1

I am trying to check if two variables have a one to one relation. One of the two variables contains characters of address, while the other contain a ID to the address. I would like to see if it's a one to one correspondence. I was thinking about converting characters to ASCII code or assign them a value using a math function. But I want to know if there's other easier and more effective ways to do so.

thelatemail
  • 91,185
  • 12
  • 128
  • 188
Fang Li
  • 59
  • 1
  • 1
  • 5
  • Can you provide a *minimal* sample of your data? It is unclear what you mean at the moment. See [creating a great reproducible example](http://stackoverflow.com/questions/5963269/how-to-make-a-great-r-reproducible-example) – thelatemail Oct 02 '13 at 02:29
  • Hello and welcome to SO. To help make a reproducible example, you can use `reproduce()` . Instructions are here: http://bit.ly/SORepro – Ricardo Saporta Oct 02 '13 at 02:33

1 Answers1

4

You can use table, and check if the resulting matrix has exactly one 1 in each row and in each column. That also tells you where the duplicates are.

d <- data.frame( 
  x = sample( LETTERS, 10, replace=TRUE ),
  y = sample( LETTERS, 10, replace=TRUE )
)
m <- table(d) != 0
all( rowSums( m ) == 1 ) && all( colSums( m ) == 1 )

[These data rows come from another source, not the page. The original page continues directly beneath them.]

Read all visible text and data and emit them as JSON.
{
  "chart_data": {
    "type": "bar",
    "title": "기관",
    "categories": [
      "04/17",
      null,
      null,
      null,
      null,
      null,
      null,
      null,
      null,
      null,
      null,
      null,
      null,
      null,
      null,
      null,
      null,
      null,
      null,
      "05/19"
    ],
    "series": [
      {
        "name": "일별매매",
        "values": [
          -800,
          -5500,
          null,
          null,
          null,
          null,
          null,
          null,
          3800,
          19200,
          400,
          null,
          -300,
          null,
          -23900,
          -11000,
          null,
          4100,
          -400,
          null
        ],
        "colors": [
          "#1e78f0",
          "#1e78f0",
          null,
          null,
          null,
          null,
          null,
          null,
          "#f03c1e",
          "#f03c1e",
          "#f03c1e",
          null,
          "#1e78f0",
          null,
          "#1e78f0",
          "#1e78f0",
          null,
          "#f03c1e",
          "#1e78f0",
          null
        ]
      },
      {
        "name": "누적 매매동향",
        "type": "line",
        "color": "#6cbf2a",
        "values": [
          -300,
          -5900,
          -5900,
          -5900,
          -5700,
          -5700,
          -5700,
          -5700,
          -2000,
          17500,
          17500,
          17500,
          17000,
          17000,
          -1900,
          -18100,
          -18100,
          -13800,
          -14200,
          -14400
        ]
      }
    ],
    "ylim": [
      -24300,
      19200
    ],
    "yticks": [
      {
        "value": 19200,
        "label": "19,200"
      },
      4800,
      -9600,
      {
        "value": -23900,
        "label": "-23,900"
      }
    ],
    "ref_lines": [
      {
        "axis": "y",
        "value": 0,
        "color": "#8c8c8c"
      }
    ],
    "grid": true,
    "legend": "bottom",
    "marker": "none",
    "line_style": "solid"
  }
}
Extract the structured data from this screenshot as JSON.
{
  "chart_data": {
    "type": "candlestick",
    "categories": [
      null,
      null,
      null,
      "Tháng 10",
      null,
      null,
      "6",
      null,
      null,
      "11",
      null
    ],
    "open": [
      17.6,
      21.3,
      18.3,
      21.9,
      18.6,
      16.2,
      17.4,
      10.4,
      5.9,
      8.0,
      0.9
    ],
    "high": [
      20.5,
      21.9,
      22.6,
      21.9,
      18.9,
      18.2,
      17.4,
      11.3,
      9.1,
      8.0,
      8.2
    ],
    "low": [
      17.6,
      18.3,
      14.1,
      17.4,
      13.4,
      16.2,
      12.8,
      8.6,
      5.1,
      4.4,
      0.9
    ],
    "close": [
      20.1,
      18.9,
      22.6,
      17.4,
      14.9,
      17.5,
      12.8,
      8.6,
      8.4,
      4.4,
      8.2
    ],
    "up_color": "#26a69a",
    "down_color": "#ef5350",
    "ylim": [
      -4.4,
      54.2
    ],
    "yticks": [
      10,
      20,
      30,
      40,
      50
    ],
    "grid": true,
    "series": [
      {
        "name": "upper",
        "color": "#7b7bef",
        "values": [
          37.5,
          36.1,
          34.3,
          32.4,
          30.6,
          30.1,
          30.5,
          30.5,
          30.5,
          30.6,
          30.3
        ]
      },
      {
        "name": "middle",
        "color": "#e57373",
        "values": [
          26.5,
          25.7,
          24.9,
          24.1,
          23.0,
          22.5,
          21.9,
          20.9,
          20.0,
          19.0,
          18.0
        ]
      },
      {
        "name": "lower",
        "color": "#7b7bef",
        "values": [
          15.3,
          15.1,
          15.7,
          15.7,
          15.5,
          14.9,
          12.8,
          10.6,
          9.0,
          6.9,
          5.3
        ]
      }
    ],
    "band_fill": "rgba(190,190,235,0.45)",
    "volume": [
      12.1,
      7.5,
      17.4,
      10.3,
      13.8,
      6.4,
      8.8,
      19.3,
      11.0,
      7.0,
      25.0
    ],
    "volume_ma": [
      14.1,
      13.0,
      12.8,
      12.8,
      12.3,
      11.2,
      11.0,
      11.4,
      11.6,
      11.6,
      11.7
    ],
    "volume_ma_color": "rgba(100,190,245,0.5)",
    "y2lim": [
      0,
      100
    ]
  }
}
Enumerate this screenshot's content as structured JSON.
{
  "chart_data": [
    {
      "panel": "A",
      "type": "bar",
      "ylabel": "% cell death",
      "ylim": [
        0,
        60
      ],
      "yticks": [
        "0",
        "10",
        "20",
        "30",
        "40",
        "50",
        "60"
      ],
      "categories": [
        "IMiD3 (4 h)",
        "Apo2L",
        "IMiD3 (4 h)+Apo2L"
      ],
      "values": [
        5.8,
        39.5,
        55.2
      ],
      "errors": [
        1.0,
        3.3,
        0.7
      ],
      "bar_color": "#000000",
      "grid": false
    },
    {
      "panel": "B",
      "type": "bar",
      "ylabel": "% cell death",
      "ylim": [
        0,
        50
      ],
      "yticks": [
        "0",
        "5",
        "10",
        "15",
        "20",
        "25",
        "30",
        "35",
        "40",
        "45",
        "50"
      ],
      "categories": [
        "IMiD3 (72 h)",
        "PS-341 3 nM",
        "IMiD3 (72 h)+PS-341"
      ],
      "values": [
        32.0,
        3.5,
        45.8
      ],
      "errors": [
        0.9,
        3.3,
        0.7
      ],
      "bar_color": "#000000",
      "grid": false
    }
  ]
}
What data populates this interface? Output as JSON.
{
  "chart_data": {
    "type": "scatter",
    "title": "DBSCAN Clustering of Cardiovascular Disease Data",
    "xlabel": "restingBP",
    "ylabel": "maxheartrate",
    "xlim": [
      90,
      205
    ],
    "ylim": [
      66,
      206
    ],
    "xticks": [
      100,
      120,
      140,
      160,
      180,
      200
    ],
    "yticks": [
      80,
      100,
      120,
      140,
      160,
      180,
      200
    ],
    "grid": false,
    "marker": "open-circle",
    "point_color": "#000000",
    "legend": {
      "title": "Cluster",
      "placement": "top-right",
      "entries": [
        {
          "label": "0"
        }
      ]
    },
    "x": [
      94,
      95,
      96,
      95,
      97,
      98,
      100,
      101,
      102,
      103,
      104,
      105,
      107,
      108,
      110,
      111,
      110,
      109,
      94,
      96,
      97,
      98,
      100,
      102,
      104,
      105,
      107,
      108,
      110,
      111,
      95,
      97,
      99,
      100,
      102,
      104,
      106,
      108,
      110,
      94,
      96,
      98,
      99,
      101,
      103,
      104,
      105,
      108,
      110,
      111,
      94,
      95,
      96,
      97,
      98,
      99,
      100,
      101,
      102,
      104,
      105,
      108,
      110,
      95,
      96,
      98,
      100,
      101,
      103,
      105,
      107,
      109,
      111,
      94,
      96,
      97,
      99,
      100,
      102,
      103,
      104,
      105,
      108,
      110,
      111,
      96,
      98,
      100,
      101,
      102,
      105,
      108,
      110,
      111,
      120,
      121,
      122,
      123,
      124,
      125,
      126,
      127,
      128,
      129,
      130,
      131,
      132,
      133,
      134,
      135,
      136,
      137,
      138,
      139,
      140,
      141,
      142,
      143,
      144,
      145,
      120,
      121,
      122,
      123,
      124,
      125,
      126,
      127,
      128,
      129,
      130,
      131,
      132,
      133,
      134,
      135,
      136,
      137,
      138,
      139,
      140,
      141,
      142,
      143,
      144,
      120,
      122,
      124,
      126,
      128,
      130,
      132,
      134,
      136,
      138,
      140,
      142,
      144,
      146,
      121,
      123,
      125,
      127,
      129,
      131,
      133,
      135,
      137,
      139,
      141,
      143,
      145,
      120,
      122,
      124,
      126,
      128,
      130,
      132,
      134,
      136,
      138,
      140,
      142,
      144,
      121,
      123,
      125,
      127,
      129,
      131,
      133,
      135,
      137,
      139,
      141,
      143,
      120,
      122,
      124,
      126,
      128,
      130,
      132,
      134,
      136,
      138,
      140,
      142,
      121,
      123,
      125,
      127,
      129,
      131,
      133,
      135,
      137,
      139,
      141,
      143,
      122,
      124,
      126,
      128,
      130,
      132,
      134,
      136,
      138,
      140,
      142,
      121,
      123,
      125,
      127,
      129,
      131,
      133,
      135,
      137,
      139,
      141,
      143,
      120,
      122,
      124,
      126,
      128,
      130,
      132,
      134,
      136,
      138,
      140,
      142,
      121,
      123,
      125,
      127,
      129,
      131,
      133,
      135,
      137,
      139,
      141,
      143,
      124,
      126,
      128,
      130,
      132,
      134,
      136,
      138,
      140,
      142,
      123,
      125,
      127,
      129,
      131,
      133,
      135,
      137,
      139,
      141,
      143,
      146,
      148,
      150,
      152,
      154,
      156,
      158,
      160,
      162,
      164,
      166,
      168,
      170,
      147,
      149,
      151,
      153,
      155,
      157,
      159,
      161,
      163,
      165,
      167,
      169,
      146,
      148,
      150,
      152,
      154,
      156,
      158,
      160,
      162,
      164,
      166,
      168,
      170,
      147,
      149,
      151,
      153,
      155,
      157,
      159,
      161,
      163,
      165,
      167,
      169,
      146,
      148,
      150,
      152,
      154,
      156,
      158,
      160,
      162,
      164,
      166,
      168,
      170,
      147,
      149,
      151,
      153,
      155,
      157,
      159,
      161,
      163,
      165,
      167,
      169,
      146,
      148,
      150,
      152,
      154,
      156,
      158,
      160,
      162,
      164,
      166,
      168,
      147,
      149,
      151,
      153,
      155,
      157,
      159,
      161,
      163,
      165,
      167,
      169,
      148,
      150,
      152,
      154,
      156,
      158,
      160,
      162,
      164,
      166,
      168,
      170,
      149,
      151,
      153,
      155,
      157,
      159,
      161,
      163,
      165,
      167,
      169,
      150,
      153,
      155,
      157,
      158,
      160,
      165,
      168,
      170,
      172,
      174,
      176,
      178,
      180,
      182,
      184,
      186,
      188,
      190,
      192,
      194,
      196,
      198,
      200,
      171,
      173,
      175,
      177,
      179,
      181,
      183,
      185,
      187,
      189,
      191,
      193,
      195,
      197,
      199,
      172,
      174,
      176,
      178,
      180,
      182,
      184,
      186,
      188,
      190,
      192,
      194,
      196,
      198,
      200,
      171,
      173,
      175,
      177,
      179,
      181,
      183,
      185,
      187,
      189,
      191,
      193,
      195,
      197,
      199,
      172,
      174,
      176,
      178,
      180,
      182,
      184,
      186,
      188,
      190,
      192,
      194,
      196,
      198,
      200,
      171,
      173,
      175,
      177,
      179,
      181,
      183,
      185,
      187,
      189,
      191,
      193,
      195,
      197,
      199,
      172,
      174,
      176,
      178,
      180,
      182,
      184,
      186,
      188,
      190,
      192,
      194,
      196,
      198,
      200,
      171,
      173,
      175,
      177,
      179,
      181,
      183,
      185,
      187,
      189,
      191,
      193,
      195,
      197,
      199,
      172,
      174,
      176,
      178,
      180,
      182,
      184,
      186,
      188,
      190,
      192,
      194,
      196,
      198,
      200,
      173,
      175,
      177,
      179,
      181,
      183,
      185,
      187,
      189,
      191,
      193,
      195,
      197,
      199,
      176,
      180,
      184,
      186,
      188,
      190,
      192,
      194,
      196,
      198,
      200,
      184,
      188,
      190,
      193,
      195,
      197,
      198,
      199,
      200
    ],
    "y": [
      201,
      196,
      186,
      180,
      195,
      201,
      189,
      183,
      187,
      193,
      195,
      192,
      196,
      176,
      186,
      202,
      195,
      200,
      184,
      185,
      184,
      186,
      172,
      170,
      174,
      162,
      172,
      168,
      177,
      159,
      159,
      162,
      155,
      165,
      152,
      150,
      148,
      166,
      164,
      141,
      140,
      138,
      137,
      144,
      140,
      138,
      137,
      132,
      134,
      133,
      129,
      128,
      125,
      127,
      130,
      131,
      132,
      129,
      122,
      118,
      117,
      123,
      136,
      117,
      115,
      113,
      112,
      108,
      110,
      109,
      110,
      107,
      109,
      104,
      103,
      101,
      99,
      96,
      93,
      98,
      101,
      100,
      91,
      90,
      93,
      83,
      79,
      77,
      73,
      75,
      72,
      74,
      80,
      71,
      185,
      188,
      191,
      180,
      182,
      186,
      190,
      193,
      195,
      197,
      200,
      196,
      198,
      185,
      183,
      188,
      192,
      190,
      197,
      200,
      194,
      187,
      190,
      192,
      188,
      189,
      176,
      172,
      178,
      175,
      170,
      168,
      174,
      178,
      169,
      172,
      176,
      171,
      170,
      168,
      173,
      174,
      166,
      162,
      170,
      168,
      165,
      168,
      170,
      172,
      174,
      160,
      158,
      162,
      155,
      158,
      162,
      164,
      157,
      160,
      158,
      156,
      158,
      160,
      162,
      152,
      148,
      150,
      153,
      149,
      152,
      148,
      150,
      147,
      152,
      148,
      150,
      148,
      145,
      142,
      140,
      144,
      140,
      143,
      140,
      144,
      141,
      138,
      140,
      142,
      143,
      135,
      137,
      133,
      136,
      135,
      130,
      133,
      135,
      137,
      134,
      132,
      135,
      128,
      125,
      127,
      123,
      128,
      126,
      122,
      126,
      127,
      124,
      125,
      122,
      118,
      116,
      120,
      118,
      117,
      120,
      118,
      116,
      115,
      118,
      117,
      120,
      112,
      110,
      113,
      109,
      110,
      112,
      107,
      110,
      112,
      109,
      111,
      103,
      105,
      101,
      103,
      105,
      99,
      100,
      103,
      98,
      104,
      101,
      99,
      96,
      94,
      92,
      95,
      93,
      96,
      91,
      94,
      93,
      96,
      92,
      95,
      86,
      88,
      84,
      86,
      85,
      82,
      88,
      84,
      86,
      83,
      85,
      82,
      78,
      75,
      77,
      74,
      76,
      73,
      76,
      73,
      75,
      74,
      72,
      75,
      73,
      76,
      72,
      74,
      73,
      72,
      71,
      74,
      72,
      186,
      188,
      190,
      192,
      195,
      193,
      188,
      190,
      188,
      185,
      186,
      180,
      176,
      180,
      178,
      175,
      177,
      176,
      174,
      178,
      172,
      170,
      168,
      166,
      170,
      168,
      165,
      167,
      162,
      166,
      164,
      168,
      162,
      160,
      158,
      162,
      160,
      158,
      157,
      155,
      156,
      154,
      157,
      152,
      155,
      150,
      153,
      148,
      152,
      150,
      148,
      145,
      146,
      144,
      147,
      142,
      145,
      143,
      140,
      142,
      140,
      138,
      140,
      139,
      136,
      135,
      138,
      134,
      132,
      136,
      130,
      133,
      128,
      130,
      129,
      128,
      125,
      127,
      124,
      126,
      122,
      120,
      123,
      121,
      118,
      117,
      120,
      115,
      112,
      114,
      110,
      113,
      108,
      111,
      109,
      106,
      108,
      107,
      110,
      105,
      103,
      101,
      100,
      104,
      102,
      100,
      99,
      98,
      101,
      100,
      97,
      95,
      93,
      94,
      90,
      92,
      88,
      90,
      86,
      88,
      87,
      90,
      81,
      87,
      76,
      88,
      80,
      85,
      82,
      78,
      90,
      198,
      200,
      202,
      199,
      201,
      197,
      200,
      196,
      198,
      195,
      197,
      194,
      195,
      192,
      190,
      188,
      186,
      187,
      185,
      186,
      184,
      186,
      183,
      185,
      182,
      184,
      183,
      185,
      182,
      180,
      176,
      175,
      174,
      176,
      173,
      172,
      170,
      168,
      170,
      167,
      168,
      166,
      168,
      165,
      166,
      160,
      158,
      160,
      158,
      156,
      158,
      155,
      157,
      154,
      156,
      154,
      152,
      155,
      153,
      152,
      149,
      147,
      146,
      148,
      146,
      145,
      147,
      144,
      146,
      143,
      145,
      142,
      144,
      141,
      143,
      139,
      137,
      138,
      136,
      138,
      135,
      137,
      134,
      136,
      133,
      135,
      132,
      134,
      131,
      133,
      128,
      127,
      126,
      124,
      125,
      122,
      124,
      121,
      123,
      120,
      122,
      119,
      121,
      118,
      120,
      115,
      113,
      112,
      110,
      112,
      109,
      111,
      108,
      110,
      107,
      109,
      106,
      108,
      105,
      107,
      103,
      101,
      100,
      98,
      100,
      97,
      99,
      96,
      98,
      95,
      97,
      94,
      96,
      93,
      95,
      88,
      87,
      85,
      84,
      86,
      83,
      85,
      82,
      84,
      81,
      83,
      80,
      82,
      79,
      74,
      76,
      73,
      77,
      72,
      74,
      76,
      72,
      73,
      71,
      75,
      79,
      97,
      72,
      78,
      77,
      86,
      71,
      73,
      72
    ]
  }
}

But if there is a lot of data, this is not very efficient. You can use a sparse matrix instead.

library(Matrix)
m <- sparseMatrix(
  i = as.numeric( as.factor( d$x ) ),
  j = as.numeric( as.factor( d$y ) ),
  x = rep( 1, nrow(d) )
)
m <- m > 0
all( rowSums( m ) == 1 ) && all( colSums( m ) == 1 )

You can also use sqldf.

library(sqldf)
sqldf( "SELECT x, COUNT( DISTINCT y ) AS n FROM d GROUP BY x HAVING n > 1" )
sqldf( "SELECT y, COUNT( DISTINCT x ) AS n FROM d GROUP BY y HAVING n > 1" )

You can also simply count how many different pairs you have: it should be the same as the number of distinct values of x and of y.

nrow( unique(d) ) == length(unique(d$x)) && nrow( unique(d) ) == length(unique(d$y))
Vincent Zoonekynd
  • 31,893
  • 5
  • 69
  • 78